I am currently poking about with a (so far) unmodified Belkin Home Base with a vague hope of maybe someday running OpenWRT on it. My first target is getting a serial connection. There's a 6-pin JST connector on the PCB, which I'd assume to be the what I'm looking for. I've identified ground and 3.3V pins, but the other four are bit of a mystery. Two of them are pulled up to 3,3V, the others, seemingly, to ground. Hooking them up to RX of a USB to serial adapter (actually a Chinese Arduino Uno clone with reset tied low, but hey, it has worked so far) has yielded no results in PuTTY (tried various common baudrates), but one of them does make the RX LED on the adapter blink in a seemingly non-random fashion.
Any opinion on what could be happening here? Is the supposed serial port not a serial port at all? Could the voltage mismatch be at fault? (5V systems usually recognise 3,3V as high, and I'm not connecting 5V TX). Is there any hope I can solve this without busting out a logic analyzer or an oscilloscope?

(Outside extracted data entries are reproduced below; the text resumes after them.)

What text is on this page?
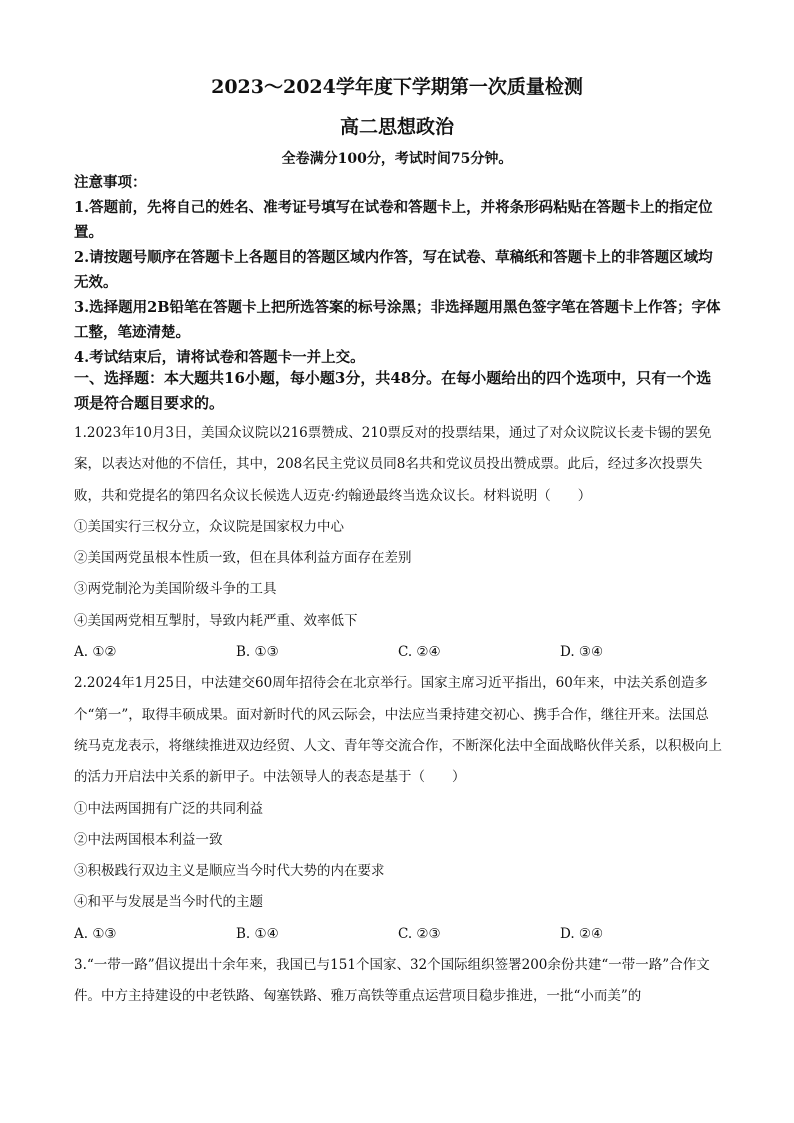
2023～2024学年度下学期第一次质量检测
高二思想政治
全卷满分100分，考试时间75分钟。

注意事项：

1.答题前，先将自己的姓名、准考证号填写在试卷和答题卡上，并将条形码粘贴在答题卡上的指定位置。

2.请按题号顺序在答题卡上各题目的答题区域内作答，写在试卷、草稿纸和答题卡上的非答题区域均无效。

3.选择题用2B铅笔在答题卡上把所选答案的标号涂黑；非选择题用黑色签字笔在答题卡上作答；字体工整，笔迹清楚。

4.考试结束后，请将试卷和答题卡一并上交。

一、选择题：本大题共16小题，每小题3分，共48分。在每小题给出的四个选项中，只有一个选项是符合题目要求的。

1.2023年10月3日，美国众议院以216票赞成、210票反对的投票结果，通过了对众议院议长麦卡锡的罢免案，以表达对他的不信任，其中，208名民主党议员同8名共和党议员投出赞成票。此后，经过多次投票失败，共和党提名的第四名众议长候选人迈克·约翰逊最终当选众议长。材料说明（　　）

①美国实行三权分立，众议院是国家权力中心

②美国两党虽根本性质一致，但在具体利益方面存在差别

③两党制沦为美国阶级斗争的工具

④美国两党相互掣肘，导致内耗严重、效率低下

A. ①②	B. ①③	C. ②④	D. ③④

2.2024年1月25日，中法建交60周年招待会在北京举行。国家主席习近平指出，60年来，中法关系创造多个“第一”，取得丰硕成果。面对新时代的风云际会，中法应当秉持建交初心、携手合作，继往开来。法国总统马克龙表示，将继续推进双边经贸、人文、青年等交流合作，不断深化法中全面战略伙伴关系，以积极向上的活力开启法中关系的新甲子。中法领导人的表态是基于（　　）

①中法两国拥有广泛的共同利益

②中法两国根本利益一致

③积极践行双边主义是顺应当今时代大势的内在要求

④和平与发展是当今时代的主题

A. ①③	B. ①④	C. ②③	D. ②④

3.“一带一路”倡议提出十余年来，我国已与151个国家、32个国际组织签署200余份共建“一带一路”合作文件。中方主持建设的中老铁路、匈塞铁路、雅万高铁等重点运营项目稳步推进，一批“小而美”的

Any insight is welcome, including any good reason why this could be hopeless (what with AR9xxx seemingly not even on the list of build targets)

While it should technically be supportable, chances that this device ends up on the desk of a developer who's also motivated to work on it (for something between a long weekend and several weeks) are somewhere between very low and non-existent. If you're interested in this device, you'll probably have to port it to ath79/ master yourself.

Yes, the device is supportable, but it's eleven years old by now. If it didn't attract anyone to work on it within the last decade, it likely never will - it's low-end, buggy draft-n wireless silicon, single band, slow CPU - you can get much better stuff for under 10 EUR/ USD on the used market (or starting under 20 EUR/ USD brand new, delivered to your doorstep).

Pardon necromancing a topic, just thought I'd drop the few proceedings I've had in these last weeks for any other poor soul with too much time and a similar router on their hands.

Continued tort...,er, interrogation of the presumed serial port has been, so far, fruitless. The next point of interest was the original firmware, which I tried to scan with binwalk. That gave me the the very informative output of nothing - quite literally, binwalk printed the top row of the output table and nothing more. Something wrong with my Lin ux installation, or is the FW just that obscure?

Doing a bit of forum archaeology, I stumbled upon a post from the last year, which mentioned using the Linksys WRT160NL build for AR9130 based devices. Not sure how much point is there in prodding further, but I suppose there are worse ways to waste one's time.

@slh, don't think I've ever seen an OpenWRT-supported, 16/64 device with 4-port USB hub going for 20 EUR on the used market, let alone new. Care to elaborate?